SHOULDN’T THE SCIENCES GET AS MUCH PUBLICITY AS THE ARTS?
It came to me on Oscars Night…this disparity…this injustice! Why all the foofaraw for the cinematic arts that grab such public attention every year at Oscar time, while those who win Nobel Prizes in science draw little public notice?
OK, so I’m a big fan of science and even subscribe to Scientific American. (OK, I admit I only understand about 30 percent of the contents, but I’m trying). I just wish more of my countrymen shared my interest as well; a greater knowledge of science’s recent achievements might just tame our turbulent political waters raging now.
I also wanted to salute California’s five Nobel Prize Winners of last year without using the standard press release format…dramatize it in some way…show, not tell. Then it came to me while working on my next book on the secession of our West Coast states from the Red State nation of luddites. Put it in some kind of story. OK. Why not?
Say I (or you for that matter) have a modest two-story mansion with a large downstairs room in which to host a black-tie, post-Stockholm reception for 2020’s Nobel Prize winners. I send out the invitations to the honorees and a few VIPs in my own circle of learned friends, and most of both actually show up! Right away I know from the musical tinkle of champagne toasts and the pleasant murmur of civilized talk that my party is taking off like a Mars probe launch.

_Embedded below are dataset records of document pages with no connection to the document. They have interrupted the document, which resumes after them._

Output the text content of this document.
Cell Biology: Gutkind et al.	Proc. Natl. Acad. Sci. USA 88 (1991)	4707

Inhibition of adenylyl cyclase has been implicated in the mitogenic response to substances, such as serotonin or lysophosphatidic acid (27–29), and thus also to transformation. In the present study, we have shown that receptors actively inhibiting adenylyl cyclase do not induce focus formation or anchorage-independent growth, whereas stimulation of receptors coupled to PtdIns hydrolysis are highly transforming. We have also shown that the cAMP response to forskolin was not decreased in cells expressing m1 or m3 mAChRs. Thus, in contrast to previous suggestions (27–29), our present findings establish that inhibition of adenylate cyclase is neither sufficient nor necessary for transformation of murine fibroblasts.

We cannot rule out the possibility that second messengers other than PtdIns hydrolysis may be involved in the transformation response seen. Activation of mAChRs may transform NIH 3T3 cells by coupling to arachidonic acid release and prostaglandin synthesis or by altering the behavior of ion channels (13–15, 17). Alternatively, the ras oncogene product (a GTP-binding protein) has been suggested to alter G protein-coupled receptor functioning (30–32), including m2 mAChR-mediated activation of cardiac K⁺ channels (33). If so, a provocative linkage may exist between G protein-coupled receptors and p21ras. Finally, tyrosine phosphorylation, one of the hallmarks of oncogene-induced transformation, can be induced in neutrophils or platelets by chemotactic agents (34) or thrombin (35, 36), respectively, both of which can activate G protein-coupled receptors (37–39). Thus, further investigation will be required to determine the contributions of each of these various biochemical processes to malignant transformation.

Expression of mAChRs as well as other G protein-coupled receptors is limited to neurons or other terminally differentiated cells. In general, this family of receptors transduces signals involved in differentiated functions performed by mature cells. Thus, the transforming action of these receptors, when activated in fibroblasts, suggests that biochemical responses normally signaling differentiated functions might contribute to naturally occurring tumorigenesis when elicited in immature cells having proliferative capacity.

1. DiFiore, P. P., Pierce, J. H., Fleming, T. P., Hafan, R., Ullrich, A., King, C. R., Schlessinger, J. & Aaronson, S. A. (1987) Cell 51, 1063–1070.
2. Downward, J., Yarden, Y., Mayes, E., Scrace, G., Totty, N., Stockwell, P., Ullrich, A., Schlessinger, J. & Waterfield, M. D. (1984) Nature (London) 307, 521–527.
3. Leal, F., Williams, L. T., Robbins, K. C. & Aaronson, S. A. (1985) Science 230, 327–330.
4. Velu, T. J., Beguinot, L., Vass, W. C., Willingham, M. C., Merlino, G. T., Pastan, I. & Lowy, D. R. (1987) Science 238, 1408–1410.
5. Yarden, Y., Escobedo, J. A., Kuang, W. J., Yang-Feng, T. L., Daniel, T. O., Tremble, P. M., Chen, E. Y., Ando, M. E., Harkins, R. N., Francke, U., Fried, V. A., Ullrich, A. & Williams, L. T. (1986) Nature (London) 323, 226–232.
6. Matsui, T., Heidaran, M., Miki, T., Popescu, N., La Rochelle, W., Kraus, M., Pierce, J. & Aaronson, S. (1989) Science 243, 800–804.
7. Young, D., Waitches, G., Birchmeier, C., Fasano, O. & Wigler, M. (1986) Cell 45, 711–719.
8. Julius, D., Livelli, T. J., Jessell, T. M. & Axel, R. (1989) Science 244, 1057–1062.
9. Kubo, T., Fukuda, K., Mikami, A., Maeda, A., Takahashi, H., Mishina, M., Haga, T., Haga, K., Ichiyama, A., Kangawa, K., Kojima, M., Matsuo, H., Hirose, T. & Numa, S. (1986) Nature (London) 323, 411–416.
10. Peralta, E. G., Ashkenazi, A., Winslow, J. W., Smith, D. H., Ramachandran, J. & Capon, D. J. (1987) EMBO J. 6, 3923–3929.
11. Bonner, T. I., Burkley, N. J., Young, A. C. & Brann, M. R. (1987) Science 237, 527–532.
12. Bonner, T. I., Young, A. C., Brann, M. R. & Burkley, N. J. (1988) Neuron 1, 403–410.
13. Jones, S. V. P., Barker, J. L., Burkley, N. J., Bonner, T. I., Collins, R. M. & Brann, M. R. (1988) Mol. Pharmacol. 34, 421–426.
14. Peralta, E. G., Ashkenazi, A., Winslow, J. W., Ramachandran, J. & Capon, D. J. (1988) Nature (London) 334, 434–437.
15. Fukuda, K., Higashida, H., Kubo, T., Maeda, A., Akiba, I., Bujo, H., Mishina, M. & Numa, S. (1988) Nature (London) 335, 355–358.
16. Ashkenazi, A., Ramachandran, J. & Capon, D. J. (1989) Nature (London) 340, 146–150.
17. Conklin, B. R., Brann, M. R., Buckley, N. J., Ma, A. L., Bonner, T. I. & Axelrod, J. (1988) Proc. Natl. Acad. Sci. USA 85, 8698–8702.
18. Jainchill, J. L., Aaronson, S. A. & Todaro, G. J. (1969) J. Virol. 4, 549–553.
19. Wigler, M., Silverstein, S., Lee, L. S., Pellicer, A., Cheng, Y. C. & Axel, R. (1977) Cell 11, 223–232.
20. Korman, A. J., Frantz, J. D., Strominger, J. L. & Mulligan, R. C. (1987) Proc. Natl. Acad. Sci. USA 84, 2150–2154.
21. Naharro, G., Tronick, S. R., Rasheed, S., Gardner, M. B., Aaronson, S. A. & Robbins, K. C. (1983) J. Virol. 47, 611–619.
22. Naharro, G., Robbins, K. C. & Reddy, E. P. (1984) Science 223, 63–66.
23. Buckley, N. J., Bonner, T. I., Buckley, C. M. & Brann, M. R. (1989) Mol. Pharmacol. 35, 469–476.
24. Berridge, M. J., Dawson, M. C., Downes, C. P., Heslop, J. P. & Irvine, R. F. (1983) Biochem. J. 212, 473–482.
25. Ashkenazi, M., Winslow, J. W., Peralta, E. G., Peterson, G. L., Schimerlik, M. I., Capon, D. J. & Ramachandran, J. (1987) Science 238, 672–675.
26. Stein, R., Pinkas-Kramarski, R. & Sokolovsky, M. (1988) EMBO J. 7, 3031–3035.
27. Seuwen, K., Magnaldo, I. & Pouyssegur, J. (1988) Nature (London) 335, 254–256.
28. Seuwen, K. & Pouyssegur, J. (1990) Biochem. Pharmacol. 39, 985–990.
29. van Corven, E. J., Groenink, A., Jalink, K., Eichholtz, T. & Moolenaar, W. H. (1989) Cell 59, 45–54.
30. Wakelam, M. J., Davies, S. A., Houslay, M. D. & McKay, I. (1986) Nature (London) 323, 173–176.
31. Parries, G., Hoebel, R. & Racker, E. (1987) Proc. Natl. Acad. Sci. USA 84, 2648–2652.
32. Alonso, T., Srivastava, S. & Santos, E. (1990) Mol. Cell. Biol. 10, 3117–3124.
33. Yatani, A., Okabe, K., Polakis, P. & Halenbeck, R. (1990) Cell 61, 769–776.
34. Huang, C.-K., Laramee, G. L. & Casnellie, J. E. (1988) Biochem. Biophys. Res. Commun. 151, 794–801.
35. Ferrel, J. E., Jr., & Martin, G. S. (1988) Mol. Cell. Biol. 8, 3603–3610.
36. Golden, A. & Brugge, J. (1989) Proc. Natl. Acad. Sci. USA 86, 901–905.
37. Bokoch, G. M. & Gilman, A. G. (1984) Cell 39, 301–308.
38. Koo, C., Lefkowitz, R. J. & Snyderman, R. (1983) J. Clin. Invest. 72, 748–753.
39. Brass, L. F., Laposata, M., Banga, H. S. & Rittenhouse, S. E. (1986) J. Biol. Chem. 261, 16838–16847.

Why there’s Andrea Ghez (UCLA) at the shrimp fountain! She’s standing next to Reinhard Genzel (emeritus, UC Berkeley; co-director of Germany’s Max Planck Institute for Extraterrestrial Physics). Didn’t they share the physics prize for confirming the existence of a massive black hole at the center of our Milky Way Galaxy? Yes, but they had to share prize with Roger Penrose (Oxford) standing alone over there with an empty glass; he got his for showing how black hole formation supports the general theory of relativity. Too bad they had to share the bucks, but a third of the pie is better than none, right?
And look over there…by the fireplace…Paul Milgrom (Stanford, professor of humanities and sciences) chewing the ear off his colleague Robert B. Wilson (Stanford, emeritus distinguished professor of management). They shared the Nobel for economics. But don’t you sometimes get the feeling that those sticking-together Stanford folks feel they’re somehow above the crowd? A little better than the rest of us?

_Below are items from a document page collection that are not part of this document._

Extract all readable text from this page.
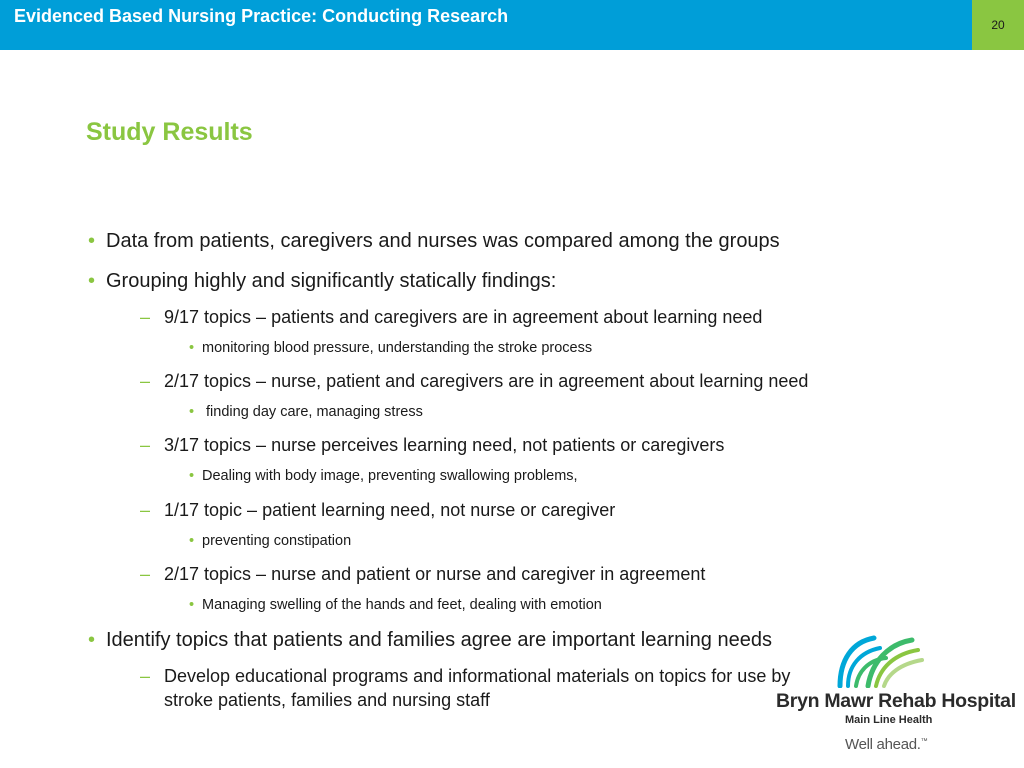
Evidenced Based Nursing Practice: Conducting Research	20
Study Results
• Data from patients, caregivers and nurses was compared among the groups
• Grouping highly and significantly statically findings:
– 9/17 topics – patients and caregivers are in agreement about learning need
• monitoring blood pressure, understanding the stroke process
– 2/17 topics – nurse, patient and caregivers are in agreement about learning need
• finding day care, managing stress
– 3/17 topics – nurse perceives learning need, not patients or caregivers
• Dealing with body image, preventing swallowing problems,
– 1/17 topic – patient learning need, not nurse or caregiver
• preventing constipation
– 2/17 topics – nurse and patient or nurse and caregiver in agreement
• Managing swelling of the hands and feet, dealing with emotion
• Identify topics that patients and families agree are important learning needs
– Develop educational programs and informational materials on topics for use by
stroke patients, families and nursing staff	Bryn Mawr Rehab Hospital
Main Line Health
Well ahead.™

Aha! Cast your gaze on the eye candy grazing over the canapé tray. That’s Professor Jennifer Doudna (UC Berkeley) and her young French associate Emmanuelle Charpentier (also working at Berkeley)…they won the chemistry award for the life-changing discovery of how to edit the human genome. Talk about a game changer! In the future humans will argue about what to do with this major scientific advance; the breakthrough will likely lead to eliminating many human diseases…but, really! Should you be allowed to pre-order to specs your next baby? Some ethical rows to come, believe me!
Now where’s Michael Houghton…one of the three award-winners in medicine for discovering the Hepatitis C virus. He said he was going to fly over from Britain and join the party, but I don’t see—just then a loud, incoherent sequence of verbiage disturbs the emotional calm of the happy gathering.
It’s my syphilitic Uncle Don descending the stairs in his underwear, loudly demanding his Diet Coke nightcap and telling all that global warming is a hoax because snow once fell on his New York hotel one late-April day. Somehow he has managed to bust out of the upstairs closet in which I had locked him.
My guests go silent, but I can hear their nervous stirrings. Uncle Don waits until reaching the ground floor before launching into a loud lament about how he, too, deserved a “Noble Prize,” but was cheated out of it; if he wasn’t given one for the peace he brought to the world, then at least he deserved one in medicine for his cure for Covid-19…you know, a mask-less regimen of “game-changing” hydroxychloroquine (treats your malaria, too), followed up with injections of disinfectant, followed by exposure to sunlight—whether to the skin or the innards not specified, apparently it’s at one’s own discretion.
My guests are shuffling toward their coats and the exit door, muttering their polite “goodnights” as they depart. My party is over, ending with a whimper, dead on Don’s arrival. Have I learned anything?
Yes. Not to seem snobbish, but now you know why I will never invite another Floridian or any other Red Stater to my future soirées. The culture gap is simply too wide, exceeding the yawn of the Grand Canyon.